Prévue jusqu’au 17 avril, cette visite s’inscrit dans un contexte de coopération renforcée entre Nouakchott et Paris, notamment sur les questions sécuritaires et migratoires, au cœur des priorités régionales.

Le chef de l’État mauritanien doit être reçu à l’Palais de l’Élysée par Emmanuel Macron. Les discussions porteront sur le renforcement des relations bilatérales, tant sur le plan politique qu’économique et culturel, ainsi que sur plusieurs dossiers sensibles, en particulier la situation au Sahel. Parmi les axes majeurs figurent la lutte contre les groupes armés et la gestion des flux migratoires, deux enjeux stratégiques dans une région marquée par l’instabilité. Dans ce cadre, la Mauritanie apparaît comme un partenaire clé de l’Union européenne pour le contrôle des routes migratoires vers l’Europe.

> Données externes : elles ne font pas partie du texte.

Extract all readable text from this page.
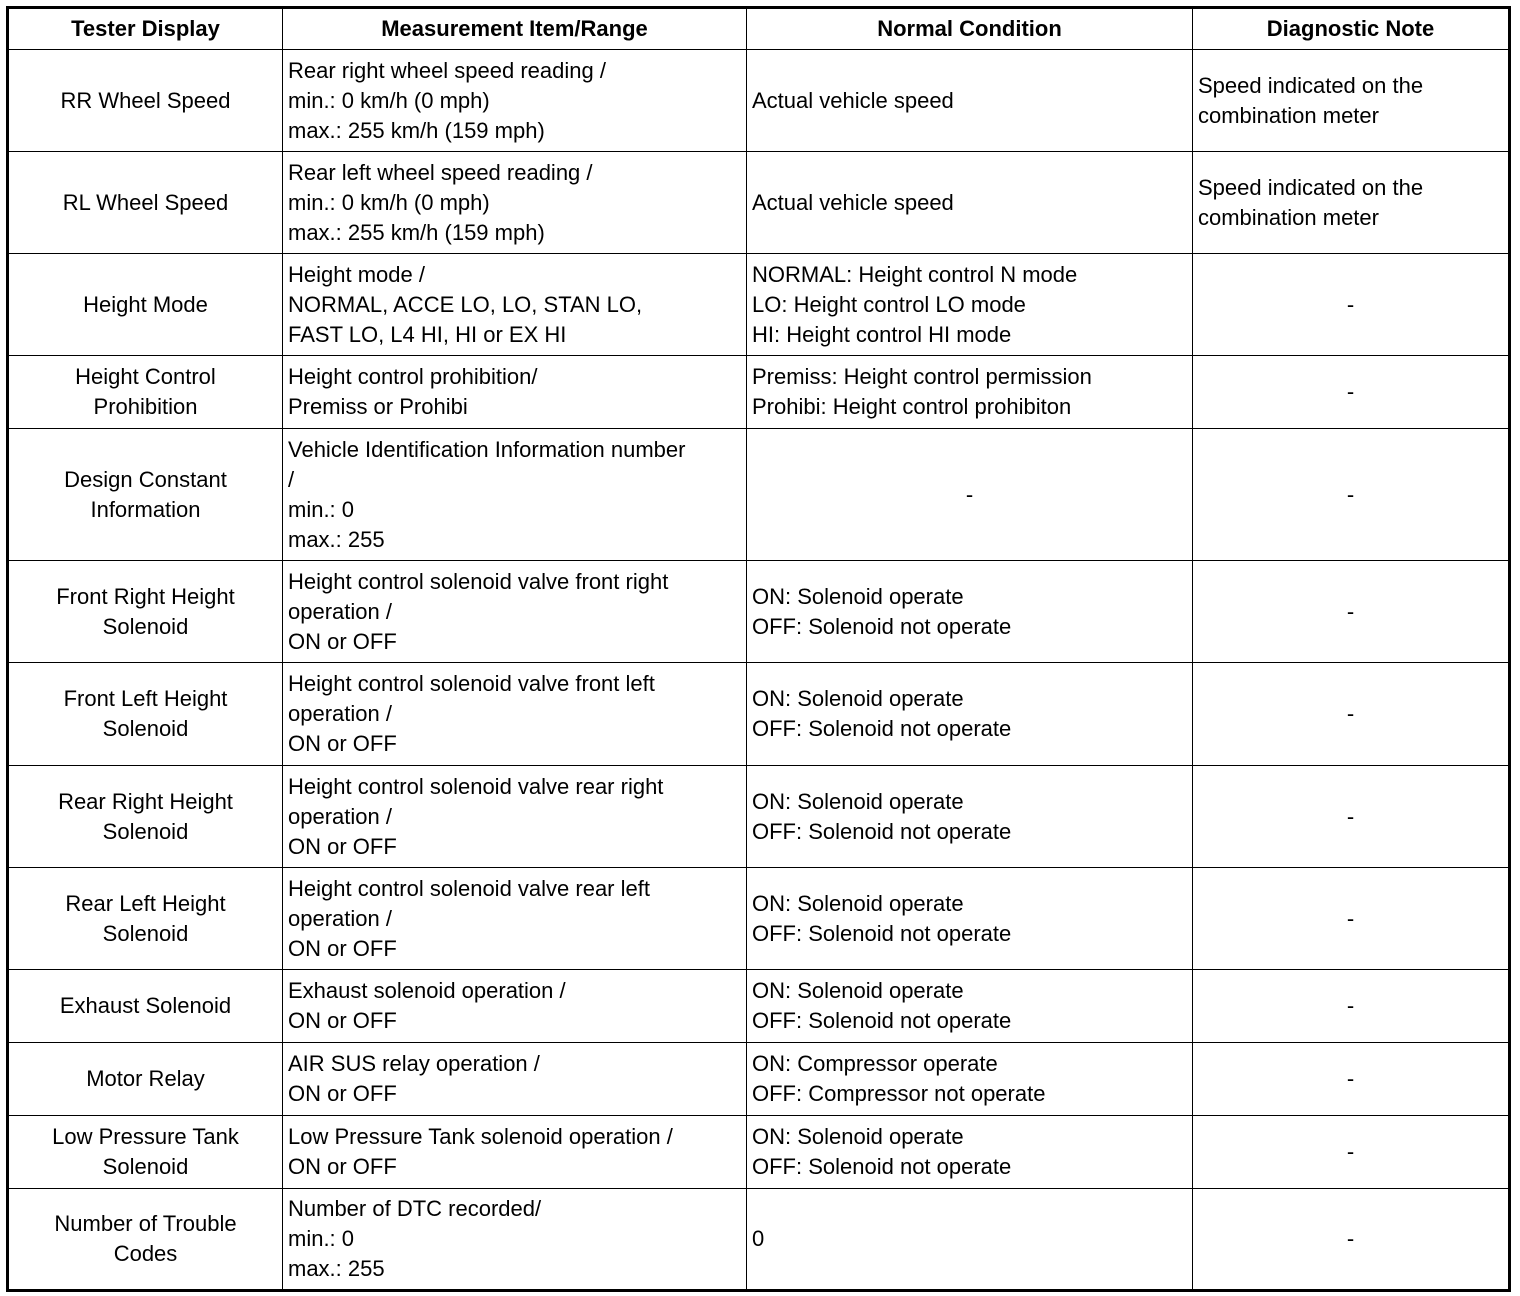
Tester Display	Measurement Item/Range	Normal Condition	Diagnostic Note

RR Wheel Speed	Rear right wheel speed reading /
min.: 0 km/h (0 mph)
max.: 255 km/h (159 mph)	Actual vehicle speed	Speed indicated on the
combination meter

RL Wheel Speed	Rear left wheel speed reading /
min.: 0 km/h (0 mph)
max.: 255 km/h (159 mph)	Actual vehicle speed	Speed indicated on the
combination meter

Height Mode	Height mode /
NORMAL, ACCE LO, LO, STAN LO,
FAST LO, L4 HI, HI or EX HI	NORMAL: Height control N mode
LO: Height control LO mode
HI: Height control HI mode	-

Height Control
Prohibition	Height control prohibition/
Premiss or Prohibi	Premiss: Height control permission
Prohibi: Height control prohibiton	-

Design Constant
Information	Vehicle Identification Information number
/
min.: 0
max.: 255	-	-

Front Right Height
Solenoid	Height control solenoid valve front right
operation /
ON or OFF	ON: Solenoid operate
OFF: Solenoid not operate	-

Front Left Height
Solenoid	Height control solenoid valve front left
operation /
ON or OFF	ON: Solenoid operate
OFF: Solenoid not operate	-

Rear Right Height
Solenoid	Height control solenoid valve rear right
operation /
ON or OFF	ON: Solenoid operate
OFF: Solenoid not operate	-

Rear Left Height
Solenoid	Height control solenoid valve rear left
operation /
ON or OFF	ON: Solenoid operate
OFF: Solenoid not operate	-

Exhaust Solenoid	Exhaust solenoid operation /
ON or OFF	ON: Solenoid operate
OFF: Solenoid not operate	-

Motor Relay	AIR SUS relay operation /
ON or OFF	ON: Compressor operate
OFF: Compressor not operate	-

Low Pressure Tank
Solenoid	Low Pressure Tank solenoid operation /
ON or OFF	ON: Solenoid operate
OFF: Solenoid not operate	-

Number of Trouble
Codes	Number of DTC recorded/
min.: 0
max.: 255	0	-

Toutefois, cette coopération fait l’objet de critiques récurrentes de la part d’organisations de défense des droits humains, qui dénoncent des abus présumés à l’encontre des migrants. Plusieurs ONG appellent ainsi les partenaires européens à conditionner davantage leur soutien au respect des droits fondamentaux. Dans un environnement régional en recomposition, notamment après les tensions entre la France et certains pays du Sahel, la Mauritanie s’impose comme l’un des interlocuteurs privilégiés de Paris. Les relations avec des pays voisins, dont le Mali, ainsi que la situation sécuritaire globale, devraient également alimenter les échanges.

Au-delà des questions politiques, cette visite comporte un important volet économique. Mohamed Ould Cheikh El Ghazouani doit participer à plusieurs rencontres institutionnelles et à un forum d’affaires visant à dynamiser les investissements et les partenariats entre entreprises françaises et mauritaniennes. Des déplacements sont également prévus en régions, notamment dans l’ouest de la France, afin de mettre en valeur les coopérations industrielles et maritimes, illustrant la volonté commune de diversifier et d’approfondir les relations bilatérales.